This study explores the applicability of process-oriented diagnostics (POD) for accurately representing convection and understanding of moist processes, which leads to skillful prediction and model development, over tropical regions, focusing on the boreal summer monsoon over the Indian subcontinent. By utilizing the, indigenously developed NCMRWF's high-resolution regional reanalysis, IMDAA and validated using ERA5, the analysis examines large-scale variables such as moisture and temperature, focusing on the warm season (May to October) to understand the instability-convection coupling.

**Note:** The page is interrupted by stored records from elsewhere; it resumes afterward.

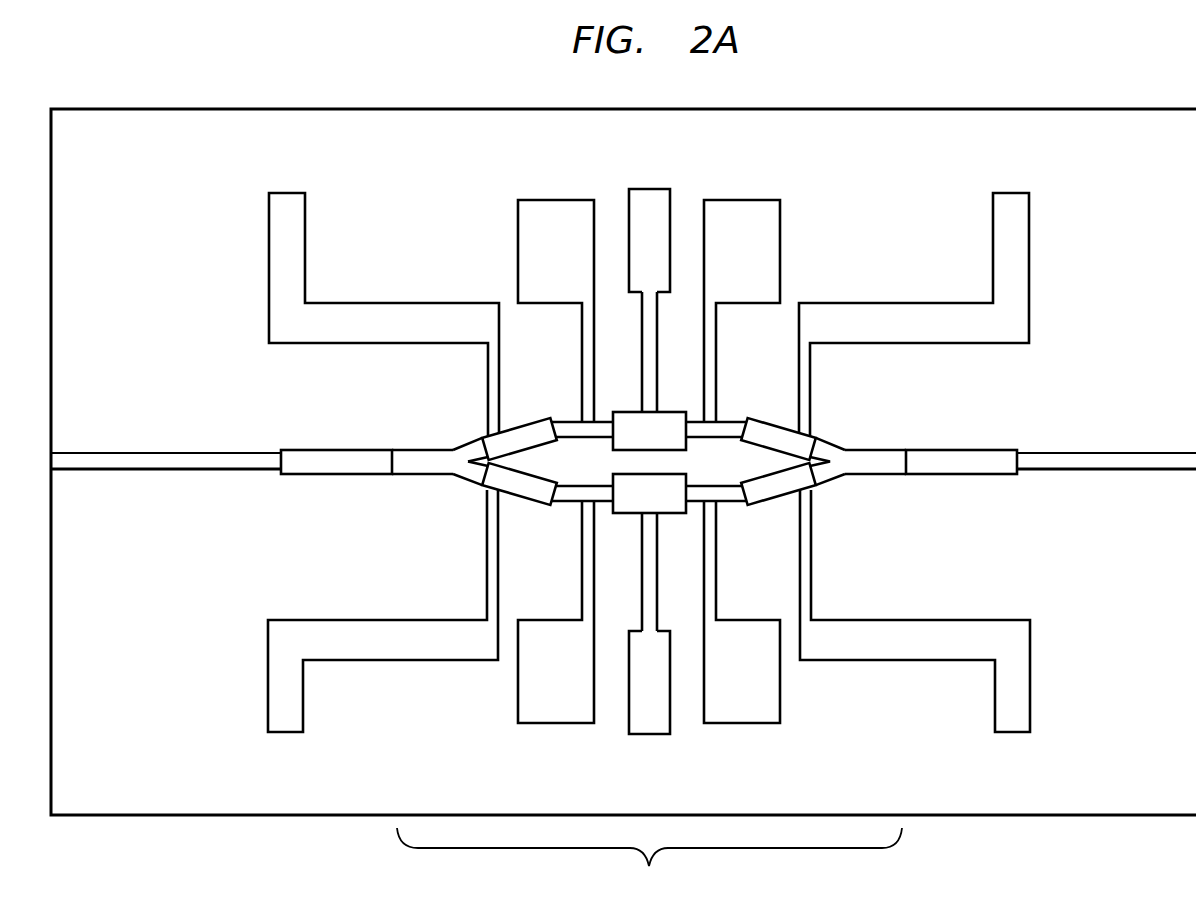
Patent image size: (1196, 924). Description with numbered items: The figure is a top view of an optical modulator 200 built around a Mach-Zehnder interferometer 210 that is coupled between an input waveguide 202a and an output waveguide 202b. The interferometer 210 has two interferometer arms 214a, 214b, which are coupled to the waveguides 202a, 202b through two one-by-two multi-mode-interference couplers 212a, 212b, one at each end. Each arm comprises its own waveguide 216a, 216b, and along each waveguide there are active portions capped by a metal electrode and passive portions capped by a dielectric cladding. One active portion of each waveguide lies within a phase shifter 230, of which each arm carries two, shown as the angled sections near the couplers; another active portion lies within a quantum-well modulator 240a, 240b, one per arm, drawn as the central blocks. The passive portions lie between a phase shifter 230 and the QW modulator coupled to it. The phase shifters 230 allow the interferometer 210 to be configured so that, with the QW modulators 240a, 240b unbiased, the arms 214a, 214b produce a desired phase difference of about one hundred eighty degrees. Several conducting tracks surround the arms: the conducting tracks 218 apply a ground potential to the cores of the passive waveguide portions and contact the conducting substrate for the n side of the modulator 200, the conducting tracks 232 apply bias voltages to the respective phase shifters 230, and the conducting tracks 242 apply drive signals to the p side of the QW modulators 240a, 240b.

The optical modulator 200 is at (77, 157).
The waveguide 202a is at (128, 471).
The waveguide 202b is at (1122, 471).
The Mach-Zehnder interferometer 210 is at (649, 867).
The 1×2 multi-mode-interference coupler 212a is at (330, 476).
The 1×2 multi-mode-interference coupler 212b is at (960, 476).
The interferometer arm 214a is at (468, 423).
The interferometer arm 214b is at (468, 506).
The waveguide 216a is at (728, 419).
The waveguide 216b is at (563, 506).
The conducting track 218 is at (562, 200).
The phase shifter 230 is at (530, 419).
The conducting track 232 is at (400, 303).
The quantum-well modulator 240a is at (668, 411).
The quantum-well modulator 240b is at (625, 514).
The conducting track 242 is at (652, 189).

The study employs the Gálvez–Davison Index (GDI) as a key tool to address the limitations of existing stability indices (KI, LI, TTI, CAPE, and CINE), which often exhibit discrepancies in accurately capturing the instability-convection coupling. Focusing on convective breeding grounds, such as Central India (CEN) and the Bay of Bengal (BoB), the results reveal that GDI exhibits a stronger and more coherent association with rainfall intensity and variability when compared with other widely accepted stability indices. While CAPE and KI show reasonable agreement with rainfall evolution, GDI proves to be more reliable in representing deep convection over both CEN and BoB. Further, this study highlights the significance of thermodynamic instability and free-tropospheric moisture in convective growth, emphasizing the role of moisture at lower levels and maximum equivalent potential temperature (θe). The study demonstrates that GDI, which is tightly linked to convective-quasi equilibrium (CQE) offers significant improvements in the evolution of convection, and its integration into forecasting models is recommended to enhance the representation of convective initiation and overall forecast accuracy. Furthermore, the study emphasizes the need for high-resolution reanalysis and coupled models for a better understanding of convection.